799.晩秋・紀州路
那智勝浦を出発して30分、「ここは串本 むかいは大島 仲を取り持つ巡航船・・・」と、唄に歌われた串本の「橋杭岩」。
対岸の紀伊大島へ橋を架けようと、弘法大師が天邪鬼と賭けをして一夜にして造った橋桁、という伝説の岩柱である。

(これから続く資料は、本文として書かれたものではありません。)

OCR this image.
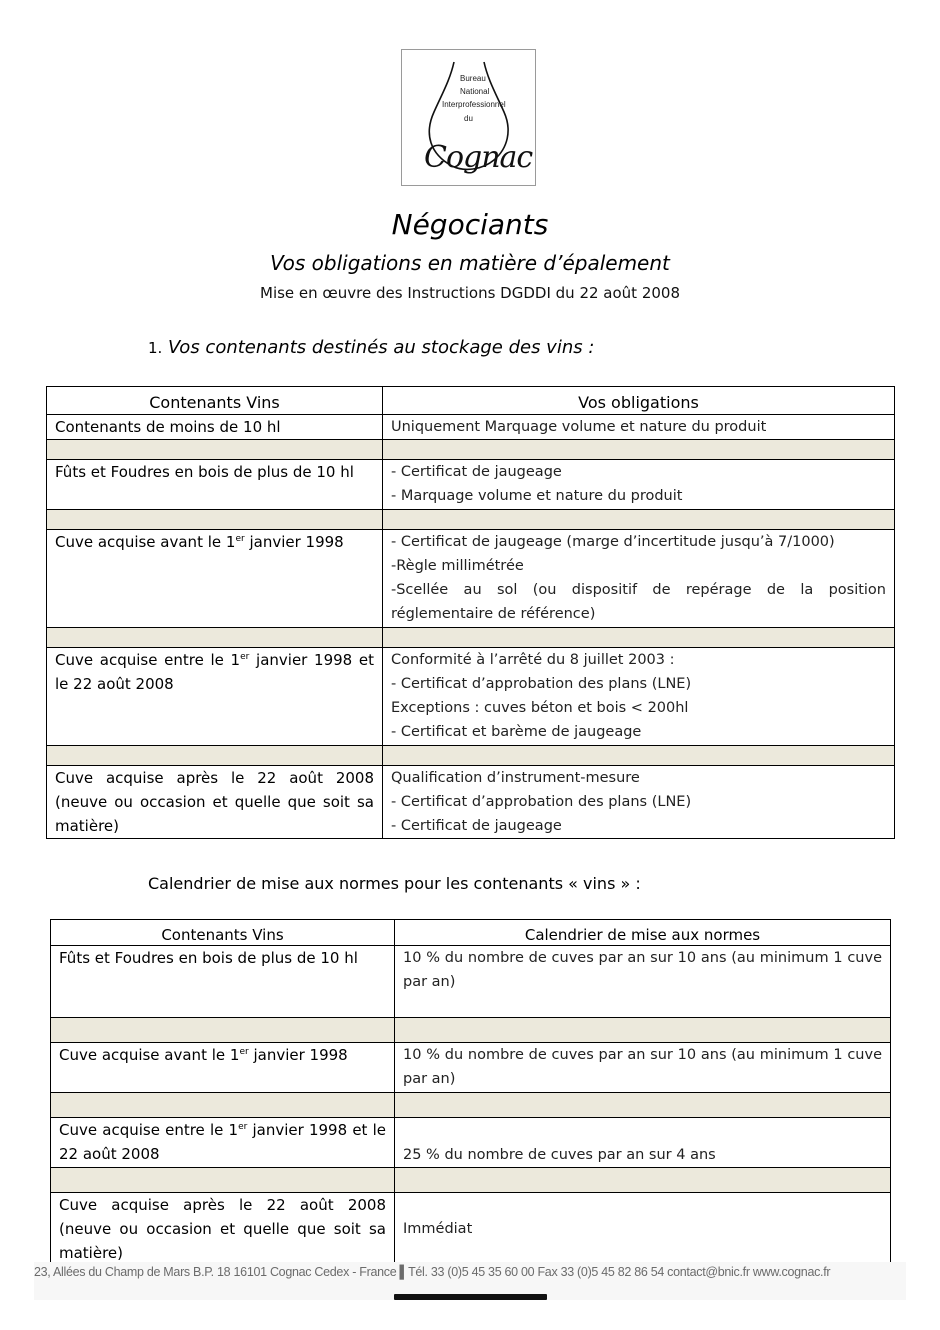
Bureau
National
Interprofessionnel
du
Cognac
Négociants
Vos obligations en matière d’épalement
Mise en œuvre des Instructions DGDDI du 22 août 2008
1. Vos contenants destinés au stockage des vins :
Contenants Vins	Vos obligations
Contenants de moins de 10 hl	Uniquement Marquage volume et nature du produit

Fûts et Foudres en bois de plus de 10 hl	- Certificat de jaugeage
- Marquage volume et nature du produit

Cuve acquise avant le 1er janvier 1998	- Certificat de jaugeage (marge d’incertitude jusqu’à 7/1000)
-Règle millimétrée
-Scellée au sol (ou dispositif de repérage de la position réglementaire de référence)

Cuve acquise entre le 1er janvier 1998 et le 22 août 2008	Conformité à l’arrêté du 8 juillet 2003 :
- Certificat d’approbation des plans (LNE)
Exceptions : cuves béton et bois < 200hl
- Certificat et barème de jaugeage

Cuve acquise après le 22 août 2008 (neuve ou occasion et quelle que soit sa matière)	Qualification d’instrument-mesure
- Certificat d’approbation des plans (LNE)
- Certificat de jaugeage
Calendrier de mise aux normes pour les contenants « vins » :
Contenants Vins	Calendrier de mise aux normes
Fûts et Foudres en bois de plus de 10 hl	10 % du nombre de cuves par an sur 10 ans (au minimum 1 cuve par an)

Cuve acquise avant le 1er janvier 1998	10 % du nombre de cuves par an sur 10 ans (au minimum 1 cuve par an)

Cuve acquise entre le 1er janvier 1998 et le 22 août 2008	25 % du nombre de cuves par an sur 4 ans

Cuve acquise après le 22 août 2008 (neuve ou occasion et quelle que soit sa matière)	Immédiat
23, Allées du Champ de Mars B.P. 18 16101 Cognac Cedex - France ▌Tél. 33 (0)5 45 35 60 00 Fax 33 (0)5 45 82 86 54 contact@bnic.fr www.cognac.fr
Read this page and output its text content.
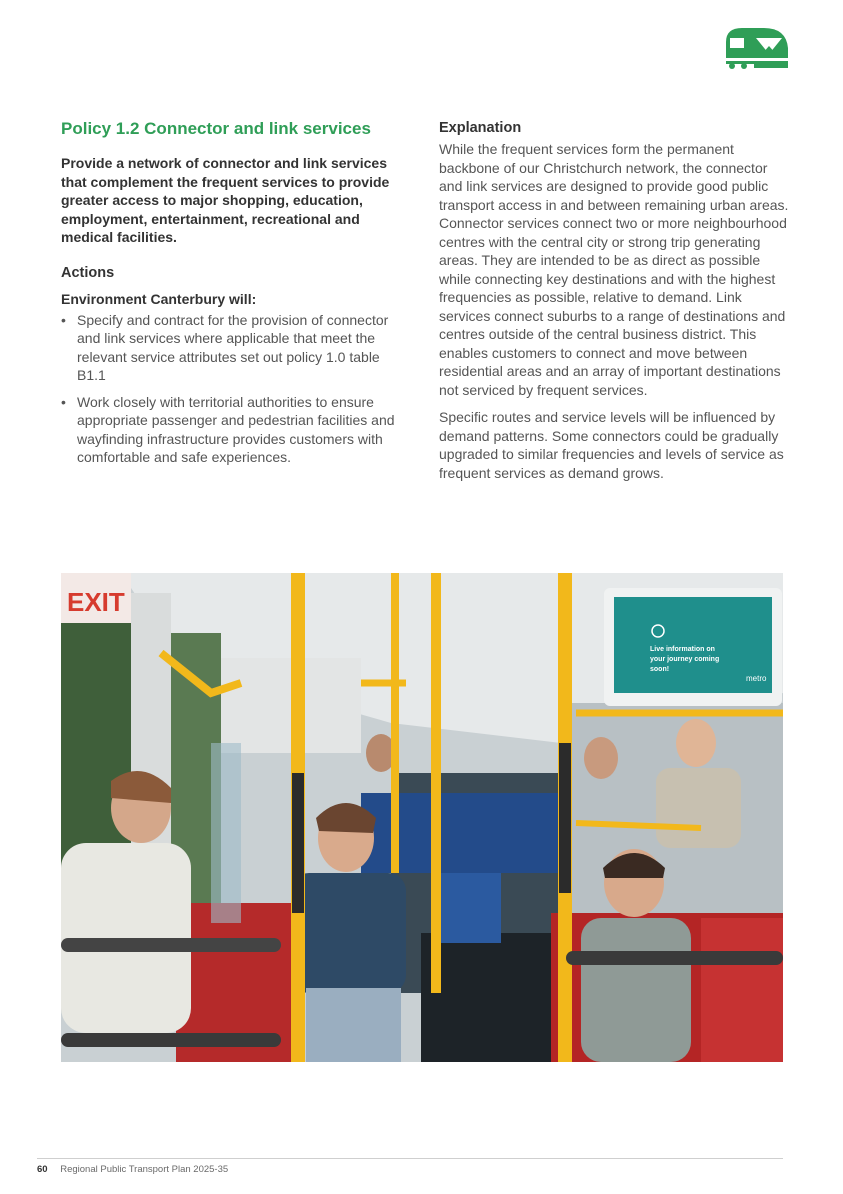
Policy 1.2 Connector and link services

Provide a network of connector and link services that complement the frequent services to provide greater access to major shopping, education, employment, entertainment, recreational and medical facilities.

Actions
Environment Canterbury will:
• Specify and contract for the provision of connector and link services where applicable that meet the relevant service attributes set out policy 1.0 table B1.1
• Work closely with territorial authorities to ensure appropriate passenger and pedestrian facilities and wayfinding infrastructure provides customers with comfortable and safe experiences.
Explanation

While the frequent services form the permanent backbone of our Christchurch network, the connector and link services are designed to provide good public transport access in and between remaining urban areas. Connector services connect two or more neighbourhood centres with the central city or strong trip generating areas. They are intended to be as direct as possible while connecting key destinations and with the highest frequencies as possible, relative to demand. Link services connect suburbs to a range of destinations and centres outside of the central business district. This enables customers to connect and move between residential areas and an array of important destinations not serviced by frequent services.

Specific routes and service levels will be influenced by demand patterns. Some connectors could be gradually upgraded to similar frequencies and levels of service as frequent services as demand grows.

EXIT
Live information on
your journey coming
soon!
metro
60 Regional Public Transport Plan 2025-35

橋の方は右の写真かすかに見えるように、およそ1200年経った8年前にようやく架けられたというわけだ。
本州最南端、潮岬はさらに右に連なる。

串本から紀州路を1時間ほど走ると白浜に着く。日本最古の温泉として有名なこの一帯は、リアス式の断崖が続く。
千畳敷、三段壁。風と浪が千古の歴史を刻んで岩を削った。


三段壁の奥深くにある大洞窟。
第50代桓武天皇の頃というから今から1220年程昔、この洞窟を隠れ家にした海賊「多賀丸」が、沖を通る船を襲っていたという。
また源平の時代になると、ここは熊野水軍の「船隠しの洞窟」となった。源平最後の合戦の折には、2000人の熊野水軍の兵士たちを乗せた200余の軍船が、ここから壇ノ浦に向かったと地元の記録は伝えている。
現在、三段壁の上から洞窟の下までエレベーターで降りて、往時を偲ぶ事ができる。